数据库设计—层次结构建模的表设计

时间:2022-12-16 16:54:05

I am designing a laboratory information system (LIS) and am confused on how to design the tables for the different laboratory tests. How should I deal with a table that has an attribute with multiple values and each of the multiple values of that attribute can also have multiple values as well?

我正在设计一个实验室信息系统(LIS),对如何为不同的实验室测试设计表格感到困惑。我应该如何处理具有多个值的属性的表,该属性的每个值也可以具有多个值?

Here's some of the data in my LIS design...

以下是我的LIS设计中的一些数据……

    HEMATOLOGY  <-------- Lab group
    **************************************************************
     CBC        <-------- Sub group 1
       RBC      <-------- Component
       WBC
       Hemoglobin
       Hematocrit
       MCV
       MCH
       MCHC
       Platelet count
     Hemoglobin
     Hematocrit
     WBC differential
       Neutrophils
       Lymphocytes
       Monocytes
       Eosinophils
       Basophils
     Platelet count
     Reticulocyte count
     ESR
     Bleeding time
     Clotting time
     Pro-time
     Peripheral smear
     Malarial smear
     ABO
     RH typing

    CLINICAL MICROSCOPY       <-------- Lab Group
    **************************************************************
     Routine urinalysis       <-------- Sub group 1
       Visual Examination     <-------- Sub group 2
         Color                <-------- Component
         Turbidity
         Specific Gravity       
       Chemical Examination
         pH
         protein
         glucose
         ketones
         RBC
         Hbg
         bilirubin
         specific gravitiy
         nitrite for bacteria
         urobilinogen
         leukocyte esterase 
       Microscopic Examination
         Red Blood Cells (RBCs)
         White Blood Cells (WBCs)
         Epithelial Cells 
         Microorganisms (bacteria, trichomonads, yeast) 
         Trichomonads 
         Casts 
         Crystals
     Occult Blood
     Pregnancy Test 

...This hierarchy of data also gets repeated in other lab groupings in my design (e.g. Blood chemistry, Serology, etc)...

…在我的设计中,这种层次数据在其他实验室分组中也会重复出现(例如,血液化学、血清学等)……

Another question is, how am I gonna deal with a component (for example, RBC) which can be a member of one or more lab groups?

另一个问题是,我如何处理一个组件(例如,RBC),它可以是一个或多个实验室组的成员?

I already implemented a solution to my problem by making a separate tables, 1 for lab group, 1 for sub group 1, 1 for sub group 2 and 1 for component. And then created another table to consolidate all of them by placing a foreign key of each in this table...the only trade off is that some of the rows in this table may have null values. Im not satisfied with my design, so I'm hoping someone could give me advise on how to make it right; any help would be greatly appreciated.

我已经为我的问题实现了一个解决方案,分别做了一个单独的表,1个实验组,1个子组1,第2组和第1组。
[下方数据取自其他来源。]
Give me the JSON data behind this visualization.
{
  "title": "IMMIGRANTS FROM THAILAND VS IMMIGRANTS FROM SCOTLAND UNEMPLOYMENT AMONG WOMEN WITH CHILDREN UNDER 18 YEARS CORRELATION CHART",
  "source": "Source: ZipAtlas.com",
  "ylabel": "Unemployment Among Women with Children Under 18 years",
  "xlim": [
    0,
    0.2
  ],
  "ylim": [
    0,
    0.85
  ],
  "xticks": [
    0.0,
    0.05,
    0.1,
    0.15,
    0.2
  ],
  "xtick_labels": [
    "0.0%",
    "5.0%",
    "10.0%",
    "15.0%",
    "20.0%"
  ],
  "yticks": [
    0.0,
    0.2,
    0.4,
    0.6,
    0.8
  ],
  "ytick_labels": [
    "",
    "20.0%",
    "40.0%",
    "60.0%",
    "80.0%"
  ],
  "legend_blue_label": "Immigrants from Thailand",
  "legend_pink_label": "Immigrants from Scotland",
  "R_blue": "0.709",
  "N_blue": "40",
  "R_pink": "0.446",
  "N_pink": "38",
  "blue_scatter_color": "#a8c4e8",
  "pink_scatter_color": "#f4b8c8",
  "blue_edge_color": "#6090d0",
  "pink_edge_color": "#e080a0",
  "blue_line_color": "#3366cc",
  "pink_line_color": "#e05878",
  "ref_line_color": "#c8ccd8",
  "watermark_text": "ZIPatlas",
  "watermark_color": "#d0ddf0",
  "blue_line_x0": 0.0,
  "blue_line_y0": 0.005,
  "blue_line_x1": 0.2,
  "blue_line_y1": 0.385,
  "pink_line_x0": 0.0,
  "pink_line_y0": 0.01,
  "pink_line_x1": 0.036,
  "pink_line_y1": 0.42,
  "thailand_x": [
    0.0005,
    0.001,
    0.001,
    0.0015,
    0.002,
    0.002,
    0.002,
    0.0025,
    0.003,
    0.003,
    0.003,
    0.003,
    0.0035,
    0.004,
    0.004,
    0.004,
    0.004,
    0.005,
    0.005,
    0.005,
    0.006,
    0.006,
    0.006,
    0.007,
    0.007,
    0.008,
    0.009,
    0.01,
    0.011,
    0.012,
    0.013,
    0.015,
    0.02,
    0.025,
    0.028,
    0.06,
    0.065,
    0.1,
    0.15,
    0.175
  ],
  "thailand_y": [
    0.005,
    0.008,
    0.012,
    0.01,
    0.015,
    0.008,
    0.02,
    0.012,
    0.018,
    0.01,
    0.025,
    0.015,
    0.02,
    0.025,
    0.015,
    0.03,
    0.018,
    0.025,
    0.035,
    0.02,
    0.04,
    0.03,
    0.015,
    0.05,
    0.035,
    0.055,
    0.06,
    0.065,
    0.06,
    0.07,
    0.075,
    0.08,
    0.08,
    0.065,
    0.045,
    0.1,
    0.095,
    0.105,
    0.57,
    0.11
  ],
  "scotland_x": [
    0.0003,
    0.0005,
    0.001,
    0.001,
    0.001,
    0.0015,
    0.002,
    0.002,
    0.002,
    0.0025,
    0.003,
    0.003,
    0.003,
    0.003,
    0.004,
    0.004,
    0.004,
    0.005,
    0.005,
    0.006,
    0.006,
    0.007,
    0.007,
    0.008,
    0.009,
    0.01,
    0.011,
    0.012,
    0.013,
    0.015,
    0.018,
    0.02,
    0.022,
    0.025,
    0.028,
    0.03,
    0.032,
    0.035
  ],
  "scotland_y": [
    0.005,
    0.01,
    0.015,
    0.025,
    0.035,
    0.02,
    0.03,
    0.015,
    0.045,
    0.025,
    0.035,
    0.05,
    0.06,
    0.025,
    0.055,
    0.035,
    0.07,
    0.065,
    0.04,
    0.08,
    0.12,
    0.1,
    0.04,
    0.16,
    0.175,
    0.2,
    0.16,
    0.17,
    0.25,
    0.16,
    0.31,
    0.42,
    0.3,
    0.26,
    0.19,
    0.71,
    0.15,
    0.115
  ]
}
然后创建另一个表,通过在这个表中放置每个表的外键来合并它们……唯一的权衡是该表中的一些行可能具有null值。我对我的设计不满意,所以我希望有人能给我一些如何使它正确的建议;如有任何帮助,我们将不胜感激。

2 个解决方案

#1


2  

Here are a couple options:

这里有几个选择:

If it is just the hierarchy above you are modeling, and there is no other data involved, then you can do it in two tables:

如果只是上面的层次结构建模,并且没有其他数据涉及,那么您可以在两个表中完成:

数据库设计—层次结构建模的表设计

One problem with this is that you do not enforce that, for example, a sub_group must be a child of a lab_group, or that a component must be child of either a sub_group_1 or a sub_group_2, but you could enforce these requirements in your application tier instead.

这样做的一个问题是,您不能强制执行,例如,sub_group必须是lab_group的子元素,或者组件必须是sub_group_1或sub_group_2的子元素,但是您可以在应用程序层中强制执行这些需求。

The plus side of this approach is that the schema is nice and simple. Even if the entities have more data associated with them, it might still be worth modeling the hierarchy like this and have some separate tables for the entities themselves.

这种方法的优点是模式很好也很简单。即使实体有更多与它们相关联的数据,也有必要像这样对层次结构进行建模,并为实体本身提供一些单独的表。

If you want to enforce the correct relationships at the data level, then you are going to have to split it out into separate tables. Maybe something like this:

如果您希望在数据级别上执行正确的关系,那么您将不得不将其拆分为单独的表。也许是这样的:

数据库设计—层次结构建模的表设计

This assumes that each sub_group_1 is only related to a single lab_group. If this is not the case then add a link table between lab_group and sub_group_1. Likewise for the sub_group_1 -> sub_group_2 relationship.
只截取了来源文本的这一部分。